Conflict is an essential process (how viability is tested) and effect (the phenomena manifest from the process)--without conflict, there would be a long, dark period of stasis as nothing would change. Free societies are based on conflict--markets decide, and markets mean having options and a freedom to select among them.

This is why rebels are more effective--they have a 'free'-er market, one with more potential selections. Organizations of the opposition have an unfortunate number of draw-backs: a bureaucratic momentum, already headed in a set direction, and unwilling or unable to change because of the implications of such change (being perceived as incompetent, massive shifts in resources and control, etc.); couple this with the fact that such organizations can't or won't 'opt' back into the 'free market' of potential action because of the inherent constraint/restraint of their position, and thus effectiveness is lost.

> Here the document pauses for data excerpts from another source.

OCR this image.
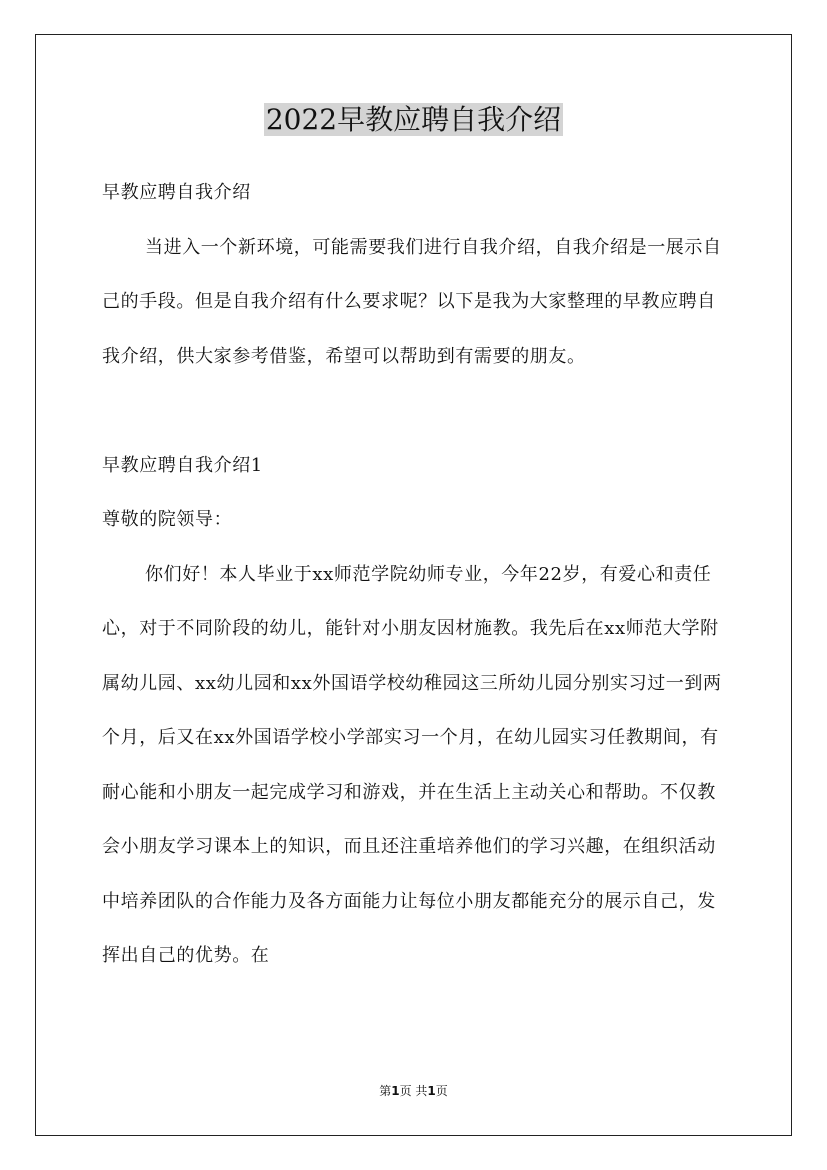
2022早教应聘自我介绍

早教应聘自我介绍

当进入一个新环境，可能需要我们进行自我介绍，自我介绍是一展示自己的手段。但是自我介绍有什么要求呢？以下是我为大家整理的早教应聘自我介绍，供大家参考借鉴，希望可以帮助到有需要的朋友。

早教应聘自我介绍1

尊敬的院领导：

你们好！本人毕业于xx师范学院幼师专业，今年22岁，有爱心和责任心，对于不同阶段的幼儿，能针对小朋友因材施教。我先后在xx师范大学附属幼儿园、xx幼儿园和xx外国语学校幼稚园这三所幼儿园分别实习过一到两个月，后又在xx外国语学校小学部实习一个月，在幼儿园实习任教期间，有耐心能和小朋友一起完成学习和游戏，并在生活上主动关心和帮助。不仅教会小朋友学习课本上的知识，而且还注重培养他们的学习兴趣，在组织活动中培养团队的合作能力及各方面能力让每位小朋友都能充分的展示自己，发挥出自己的优势。在

第1页 共1页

Rebels have many edges, numerous ways to be effective--coherent and cohesive unity of intent, evolutionary pressures to force continual improvement, leverage or ontological judo to take advantage of the operations of their opponent, the ease of destruction, the attraction of the new or alternative social contract, different moral positions, the ability to set the rules and choose the circumstances of the conflict, and the tools with which it is waged. On the whole, it isn't surprising that longevity of social systems, powers, or empires is so short--the rebel has the upper hand.

Except that success contains the seeds of eventual failure--as the winner takes on the position, authority, and responsibility of control, so does the cycle start anew. It may merely be the replacement of one 'leader' and his/her cronies, leaving the bureaucracy intact, or a truly new start. One thing is certain--the overall historical trend is always 'up' to greater effectiveness, which thankfully has translated into improved selections, for high and low alike. How can that be bad?